Примером такого социального конструктивизма служит мнение, согласно которому любовь определяется социальной моногамной практикой, регулируемой институтом брака. И если в случае натуралистического объяснения (1) отношение любви описывалось в терминах естественных наук, то в случае социального конструктивизма (3) любовь могут описать социология и антропология. Как видите, дела нашего влюбленного становятся все хуже. Ему нужно простое объяснение происходящего, а вокруг только множатся странные версии, конца которым не видно. Прежде чем перейти к тому, какой урок можно извлечь из этой путаницы, я хотел бы предложить еще один вариант — как мне кажется, наиболее удачный:
(4) Любовь — это результат заклинания безумного злого колдуна.
Любовь в пустыне и любовь в джунглях
Итак, мы влюблены — и у нас есть четыре варианта объяснения этой влюбленности. Каждый из них по-своему хорош, но все ли они достаточно хороши? Чтобы ответить на этот вопрос, придется немного расширить поле исследования. Ведь чтобы сказать, чем является любовь, что она есть, придется задаться смежным вопросом: а что вообще есть? То есть обратиться к онтологии.
Предварительный ответ содержится в каждом из приведенных вариантов. Предполагая истинность того, что любовь — это результат заклинания безумного злого колдуна, как в (4), мы подразумеваем существование безумных злых колдунов и заклинаний, которые они производят (как толковать это существование — отдельный вопрос). То же касается и астрологического подхода (2), допускающего, что в вашей онтологии есть место для реально существующих каузальных отношений между звездами и людьми. Социальный конструктивизм (3), в свою очередь, не может не включать в свою онтологию существование социальных феноменов. Следует подчеркнуть, что существование — это существование в качестве чего-то хотя бы частично независимого. В отличие от противоположного натуралистического взгляда (1), подход (3) должен ввести отдельный уровень реальности — социальный — который существовал бы по своим законам и в той или иной мере независимо от всего остального.
Отдельный интерес представляет взгляд (1), согласно которому любовь — полностью натуральный феномен.
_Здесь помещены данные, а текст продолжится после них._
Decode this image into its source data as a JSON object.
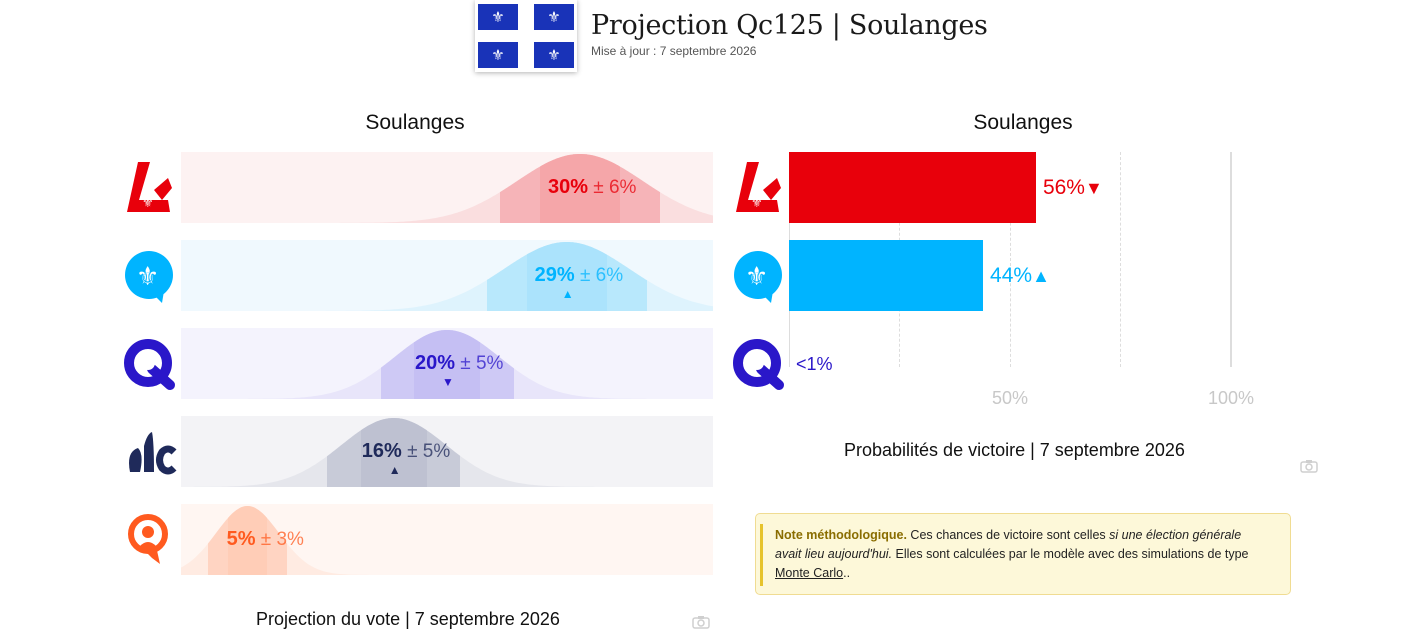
{
  "header": {
    "title": "Projection Qc125 | Soulanges",
    "updated": "Mise à jour : 7 septembre 2026",
    "flag_glyph": "⚜",
    "flag_color": "#1933b8"
  },
  "vote_panel": {
    "title": "Soulanges",
    "caption": "Projection du vote | 7 septembre 2026",
    "rows": [
      {
        "party_icon": "plq-logo-icon",
        "pct": "30%",
        "margin": "± 6%",
        "trend": "",
        "value": 30,
        "error": 6,
        "color": "#e8000b",
        "curve_color": "#f4a3a6",
        "bg_color": "#fdf2f2"
      },
      {
        "party_icon": "pq-logo-icon",
        "pct": "29%",
        "margin": "± 6%",
        "trend": "▲",
        "value": 29,
        "error": 6,
        "color": "#00b4ff",
        "curve_color": "#a8e2fb",
        "bg_color": "#f0f9fe"
      },
      {
        "party_icon": "caq-logo-icon",
        "pct": "20%",
        "margin": "± 5%",
        "trend": "▼",
        "value": 20,
        "error": 5,
        "color": "#2a17c9",
        "curve_color": "#c3bdf2",
        "bg_color": "#f4f3fd"
      },
      {
        "party_icon": "pcq-logo-icon",
        "pct": "16%",
        "margin": "± 5%",
        "trend": "▲",
        "value": 16,
        "error": 5,
        "color": "#1f2a5a",
        "curve_color": "#bcbfd0",
        "bg_color": "#f3f3f6"
      },
      {
        "party_icon": "qs-logo-icon",
        "pct": "5%",
        "margin": "± 3%",
        "trend": "",
        "value": 5,
        "error": 3,
        "color": "#ff5a1f",
        "curve_color": "#ffcbb5",
        "bg_color": "#fff6f2"
      }
    ]
  },
  "win_panel": {
    "title": "Soulanges",
    "caption": "Probabilités de victoire | 7 septembre 2026",
    "axis_labels": [
      "50%",
      "100%"
    ],
    "rows": [
      {
        "party_icon": "plq-logo-icon",
        "label": "56%",
        "trend": "▼",
        "value": 56,
        "color": "#e8000b"
      },
      {
        "party_icon": "pq-logo-icon",
        "label": "44%",
        "trend": "▲",
        "value": 44,
        "color": "#00b4ff"
      },
      {
        "party_icon": "caq-logo-icon",
        "label": "<1%",
        "trend": "",
        "value": 0.5,
        "color": "#2a17c9"
      }
    ]
  },
  "note": {
    "heading": "Note méthodologique.",
    "text1": " Ces chances de victoire sont celles ",
    "italic": "si une élection générale avait lieu aujourd'hui.",
    "text2": " Elles sont calculées par le modèle avec des simulations de type ",
    "link": "Monte Carlo",
    "text3": ".."
  },
  "icons": [
    "camera-icon"
  ]
}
Он выделяется тем, что является наиболее экономным. Для того, чтобы объяснить отношение «влюблен(а) в», ему не надо допускать существования каких-либо иных уровней реальности, кроме биологического. В отличие от следующих вариантов, которые для объяснения любви вводят новые сущности и отношения (астрологические влияния, социальные институты, волшебство), натуралистический подход ограничивается одним уровнем существования. Более того, можно пойти еще дальше, сказав, что любовь не просто натуральный феномен, но что за любовь ошибочно принимают другой натуральный феномен. В первом случае мы скажем, что любовь — это сексуальное влечение, а во втором — что такой вещи, как любовь, не существует, а есть только сексуальное влечение. Разделяя эти позиции, философы говорят о натурализме и натуралистическом элиминативизме соответственно. Впрочем, провести между ними границу порой довольно трудно.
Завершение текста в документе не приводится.